Thursday 13 October 2011

OLED100 results and demonstrator coming soon

OLED100 - the EU-funded collaborative R&D project tasked with improving OLED lighting technology for general lighting applications - has wrapped up and results will be disseminated in November 2011.

33cm x 33cm OLED lighting panel developed by the OLED100 project consortium. Image: OLED100For general lighting, OLEDs have to compete with existing and upcoming lighting, achieving power efficacies of up to 100 lumens per watt, which fluorescent tubes are capable of, and operational lifetimes of up to 100,000 hours, which are now possible with commercial inorganic LED lighting. As well as improving efficacies and long operational lifetimes equivalent to commercial general lighting technologies, the project has also focused on fabrication on larger glass substrates.

As part of the dissemination of the project next month a press event will be held where a demonstrator based on nine 33cm x 33cm panels connected together will be unveiled. OLED100 was completed at the end of August.

OLED100 coordinator Stefan Grabowski works at Philips in Aachen, Germany, where the company's OLED lighting pilot facility is also located. Grabowski presented an overview of the project's final results earlier this week at the Plastic Electronics 2011 conference and exhibition in Dresden.

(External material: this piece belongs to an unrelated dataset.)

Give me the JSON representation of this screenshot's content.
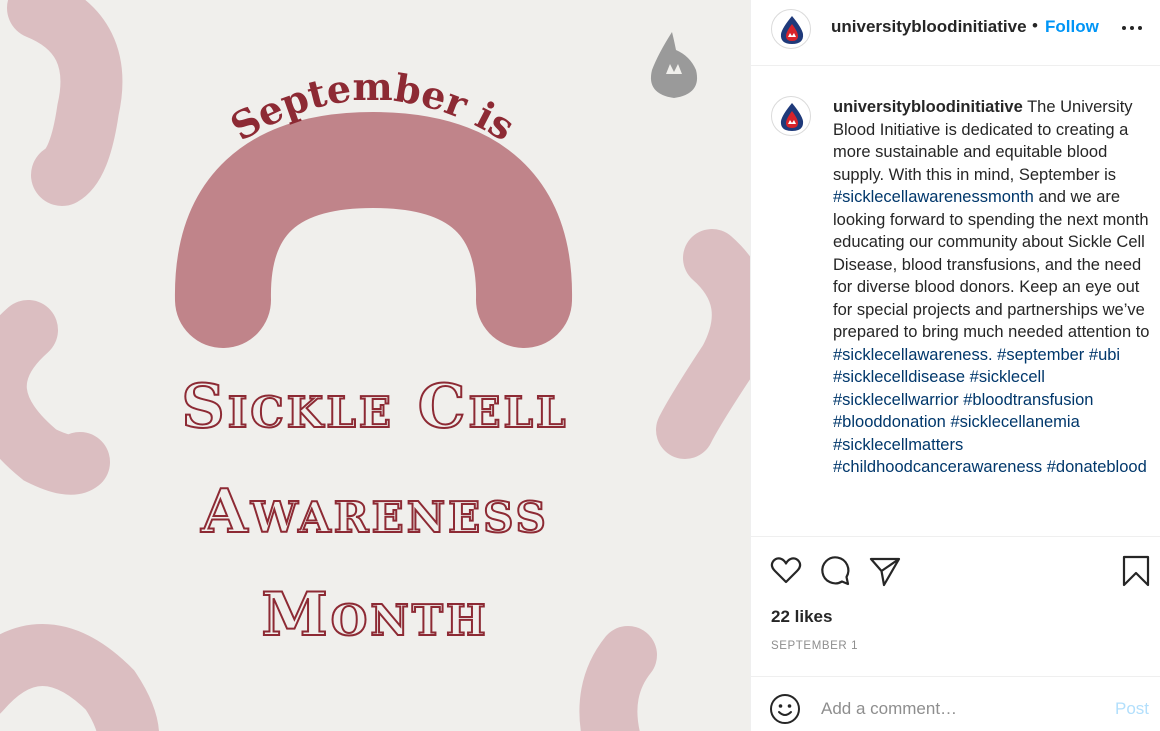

In due course, Philips should be able to indicate how the project results will be transferred to enhance production. Philips, which produces OLED lighting products for lighting designers and architects, announced a 40 million expansion of its OLED pilot production facilities earlier in 2011.

Grabowski says to develop OLED lighting for general illumination applications the emphasis needs to encompass R&D, to design more advanced OLED lighting technology, as well as investment in manufacturing capacity. Challenges include getting more light out of the OLED stack, enhancing efficacies, lifetimes and transferring to production.

Under OLED100 the 33cm x 33cm panels have been made on the Gen. 2 line at Fraunhofer IPMS, a pre-pilot production facility in Germany. Other project partners include materials supplier Novaled, Osram and Siemens.